The respondent failed to set out the facts on which his defence is based so that the court could form some opinion on the merits of his defence. It has been held in several cases that it is not sufficient to simply make a bold assertion that the respondent believes he has a good case. Facts must constitute a defence in law.
It is trite that condonation is not merely for the asking.
I am of the view that no reasonable explanation has been put forward by the respondent. No affidavits have been put forward. I am not satisfied that the defendant has shown good cause see also Madinda v Minister of Safety and Security (2008) ZASCA 34; 2008 (4) SA 312 (SCA) at 316 E-G.

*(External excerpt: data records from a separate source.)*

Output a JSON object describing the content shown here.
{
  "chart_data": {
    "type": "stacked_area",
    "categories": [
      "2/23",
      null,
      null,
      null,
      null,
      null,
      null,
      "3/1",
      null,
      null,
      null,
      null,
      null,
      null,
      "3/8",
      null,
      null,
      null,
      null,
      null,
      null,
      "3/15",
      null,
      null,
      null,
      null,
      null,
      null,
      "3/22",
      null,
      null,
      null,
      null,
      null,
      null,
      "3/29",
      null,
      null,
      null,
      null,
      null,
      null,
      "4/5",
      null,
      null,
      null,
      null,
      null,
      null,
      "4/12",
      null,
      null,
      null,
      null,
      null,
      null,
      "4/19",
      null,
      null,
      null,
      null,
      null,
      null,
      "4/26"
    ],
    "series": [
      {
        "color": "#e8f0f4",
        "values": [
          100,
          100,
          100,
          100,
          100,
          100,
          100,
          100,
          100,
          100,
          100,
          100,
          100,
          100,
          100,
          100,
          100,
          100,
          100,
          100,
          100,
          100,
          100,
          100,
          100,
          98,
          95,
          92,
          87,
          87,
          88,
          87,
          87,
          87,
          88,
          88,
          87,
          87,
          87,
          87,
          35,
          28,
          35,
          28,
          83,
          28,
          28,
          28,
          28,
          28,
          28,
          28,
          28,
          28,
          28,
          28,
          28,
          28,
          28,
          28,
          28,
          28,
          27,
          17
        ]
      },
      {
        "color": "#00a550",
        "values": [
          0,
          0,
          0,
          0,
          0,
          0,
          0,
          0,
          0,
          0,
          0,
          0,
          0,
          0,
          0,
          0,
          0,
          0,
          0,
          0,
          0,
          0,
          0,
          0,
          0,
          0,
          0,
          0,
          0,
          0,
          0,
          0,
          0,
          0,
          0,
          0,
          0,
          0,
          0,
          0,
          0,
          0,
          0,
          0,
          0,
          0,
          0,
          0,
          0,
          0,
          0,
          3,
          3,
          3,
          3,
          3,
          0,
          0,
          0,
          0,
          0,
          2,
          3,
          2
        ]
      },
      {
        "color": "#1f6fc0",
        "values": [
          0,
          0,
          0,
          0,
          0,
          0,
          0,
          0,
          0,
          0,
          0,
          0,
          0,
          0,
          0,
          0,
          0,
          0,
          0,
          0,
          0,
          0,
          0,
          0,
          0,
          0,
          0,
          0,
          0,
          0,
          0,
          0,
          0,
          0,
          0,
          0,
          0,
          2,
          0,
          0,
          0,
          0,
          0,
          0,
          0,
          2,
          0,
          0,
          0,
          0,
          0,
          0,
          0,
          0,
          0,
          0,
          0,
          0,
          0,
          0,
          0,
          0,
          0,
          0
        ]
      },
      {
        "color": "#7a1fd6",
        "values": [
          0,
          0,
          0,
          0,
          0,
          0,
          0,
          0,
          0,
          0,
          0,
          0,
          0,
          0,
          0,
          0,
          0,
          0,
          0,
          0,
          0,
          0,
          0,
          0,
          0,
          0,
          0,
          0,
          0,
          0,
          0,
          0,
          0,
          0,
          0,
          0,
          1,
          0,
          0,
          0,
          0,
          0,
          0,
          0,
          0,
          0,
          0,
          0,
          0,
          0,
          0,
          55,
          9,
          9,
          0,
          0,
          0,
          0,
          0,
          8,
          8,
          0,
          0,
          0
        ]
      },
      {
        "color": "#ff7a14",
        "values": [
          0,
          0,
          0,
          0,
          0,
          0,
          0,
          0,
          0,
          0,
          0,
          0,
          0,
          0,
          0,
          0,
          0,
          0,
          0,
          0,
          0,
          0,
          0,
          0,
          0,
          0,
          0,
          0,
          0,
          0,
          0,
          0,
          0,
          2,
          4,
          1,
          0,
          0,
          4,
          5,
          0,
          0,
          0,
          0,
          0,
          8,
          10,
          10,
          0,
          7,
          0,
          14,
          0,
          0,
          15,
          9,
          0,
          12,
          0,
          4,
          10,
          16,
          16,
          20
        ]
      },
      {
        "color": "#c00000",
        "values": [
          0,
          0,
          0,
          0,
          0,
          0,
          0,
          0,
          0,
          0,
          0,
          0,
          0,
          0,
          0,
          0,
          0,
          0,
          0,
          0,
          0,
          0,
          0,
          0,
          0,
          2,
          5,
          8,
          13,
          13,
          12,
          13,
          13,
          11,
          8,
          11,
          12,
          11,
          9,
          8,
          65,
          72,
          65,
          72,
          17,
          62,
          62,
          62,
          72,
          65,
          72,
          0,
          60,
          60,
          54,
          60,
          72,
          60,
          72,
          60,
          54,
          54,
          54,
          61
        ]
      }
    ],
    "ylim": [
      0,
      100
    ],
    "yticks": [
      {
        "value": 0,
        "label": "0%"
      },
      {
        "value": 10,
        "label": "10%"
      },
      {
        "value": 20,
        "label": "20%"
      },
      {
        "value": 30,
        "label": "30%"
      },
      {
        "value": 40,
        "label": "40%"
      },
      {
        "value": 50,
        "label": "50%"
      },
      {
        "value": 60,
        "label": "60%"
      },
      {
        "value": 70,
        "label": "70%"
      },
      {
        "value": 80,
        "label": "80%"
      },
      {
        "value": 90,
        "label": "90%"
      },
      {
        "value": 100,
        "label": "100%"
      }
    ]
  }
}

In the result I am unable to grant the application for upliftment of bar. The applicant seeks the dismissal of the respondent’s application for condonation for late noting of an appeal under case number 6274/14. Applicant opposed that application on 6 August 2014. The respondent has not filed an answering affidavit nor set the matter down for hearing within 30 days of receiving the notice of opposition sometime in August 2014. In terms of r 236 (3) and (4) of these court’s rules this court is entitled to dismiss the respondent’s application.
In the result I order as follows:
- The respondent’s application for upliftment of bar is dismissed.
- The chamber application filed by the respondent under High Court case number 6274/14 be and is hereby dismissed for want of prosecution.
- The respondent shall bear costs of suit.